Modeling multilevel spatial networks—a simple example

The particularities of each country are explicit in the meta-level @1 metamodels by redefining the relationships between administrative units and residences of authority. Of course, any extra attribute required for modeling the administrative divisions of these countries could be added at this level (e.g., we have added a few attributes to PopulatedPlace), and many attributes are instantiated at this level, such as countryCode or nationalLevelName, simplifying meta-level @0 models. In Fig. 9, there is an example of the meta-level @0 model of an application based on the metamodel for Spain.

3.3.3 Discussion

The main advantage of applying multilevel modeling in this scenario is that the model of meta-level @2 can be instantiated in such a way that it can capture the semantics of each member country. Hence, the application schema of each member country forbids that objects from an upper level (e.g., an autonomous community in Spain, a second-order division) aggregate objects from the wrong lower level (e.g., municipalities in Spain, a fourth-order division). The same goal could have been achieved in a traditional two-level approach using inheritance, but it would require a complex inheritance hierarchy and the redefinition of the association between administrative units defined in the INSPIRE data specification. This solution would be less reusable and flexible than the multilevel solution that we propose.

Another advantage is that member countries may now easily add additional attributes to specific levels of the administrative division modifying the meta-level @1 as desired. Again, the same goal could have been achieved using an inheritance hierarchy, but the resulting model would not be as clear.

Finally, the advantages described in Sect. 3.2.3 also apply in this scenario. First, the models of the member countries would be explicitly and formally connected, and hence, data transformation techniques could be used to achieve interoperability of the applications. Second, using the SpatialEntity class from meta-level @6 would make INSPIRE Data Specifications independent of the implementation and it would still be easy to select a data type from the implementation model in the application schema.

In the example models described, we can find several common patterns of multilevel modeling (see Sect. 3.1):

  • Type-object pattern: for example, AdministrativeUnit is instantiated into different types in lower meta-levels, such as Country or Municipality (see Fig. 7).

  • Dynamic features pattern: for example, the attributes included in meta-classes of the meta-level @1, such as population or nationalCode in PopulatedPlace (see Fig. 7). Also, almost every instance of SpatialEntity in all the examples includes new attributes, since the meta-class SpatialEntity is very generic. For example, inspireId, name or countryCode in AdministrativeUnit of the meta-level @2 (see Fig. 6).

  • Relation configurator pattern: both the relationships parent and residenceOfAuthority defined in the meta-level @2 (see Fig. 6) are configured or redefined in the meta-level @1, changing the cardinality and the end classes in every case. For example, in the case of the association between Province and AutonomousCommunity, see Fig. 7.

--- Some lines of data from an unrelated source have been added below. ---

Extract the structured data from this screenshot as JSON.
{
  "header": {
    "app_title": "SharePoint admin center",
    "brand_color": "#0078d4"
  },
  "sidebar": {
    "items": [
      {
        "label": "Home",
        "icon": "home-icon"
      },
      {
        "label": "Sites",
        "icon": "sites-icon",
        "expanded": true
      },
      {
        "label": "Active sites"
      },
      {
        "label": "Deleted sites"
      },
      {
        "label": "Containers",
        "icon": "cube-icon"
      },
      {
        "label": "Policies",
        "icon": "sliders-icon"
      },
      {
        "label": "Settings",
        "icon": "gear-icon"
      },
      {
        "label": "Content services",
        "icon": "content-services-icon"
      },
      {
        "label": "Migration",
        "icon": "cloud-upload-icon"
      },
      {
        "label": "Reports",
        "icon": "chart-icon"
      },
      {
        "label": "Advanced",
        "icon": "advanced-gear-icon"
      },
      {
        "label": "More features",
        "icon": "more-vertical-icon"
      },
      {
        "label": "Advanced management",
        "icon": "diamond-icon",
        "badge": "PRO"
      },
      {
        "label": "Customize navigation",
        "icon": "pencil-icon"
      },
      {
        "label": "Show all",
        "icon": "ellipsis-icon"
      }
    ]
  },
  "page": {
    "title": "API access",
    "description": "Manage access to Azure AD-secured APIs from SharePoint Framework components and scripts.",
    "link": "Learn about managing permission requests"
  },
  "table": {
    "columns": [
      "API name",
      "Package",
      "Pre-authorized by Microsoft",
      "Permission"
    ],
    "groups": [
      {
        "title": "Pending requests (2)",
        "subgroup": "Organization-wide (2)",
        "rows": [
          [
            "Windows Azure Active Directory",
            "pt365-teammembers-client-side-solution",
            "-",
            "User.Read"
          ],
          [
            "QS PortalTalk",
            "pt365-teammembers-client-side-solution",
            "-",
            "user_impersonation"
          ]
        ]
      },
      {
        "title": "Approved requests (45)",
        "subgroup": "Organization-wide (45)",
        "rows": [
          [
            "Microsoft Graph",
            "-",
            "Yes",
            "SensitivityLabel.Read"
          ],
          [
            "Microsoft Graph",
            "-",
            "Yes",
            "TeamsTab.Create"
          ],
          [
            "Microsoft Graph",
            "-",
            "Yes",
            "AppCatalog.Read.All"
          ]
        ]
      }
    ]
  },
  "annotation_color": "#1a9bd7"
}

Regarding the complexity of the models, the number of classes is the same in the INSPIRE models and in our proposal. However, the INSPIRE models would require a large number of inheritance associations (i.e., one for each administrative division of each member country) that are represented as instantiations in our models. Furthermore, the INSPIRE models would not easily represent the semantics of the administrative divisions of each member country because UML does not provide simple notation to specify that an association is specialized in a inheritance hierarchy (i.e., constraints must be used).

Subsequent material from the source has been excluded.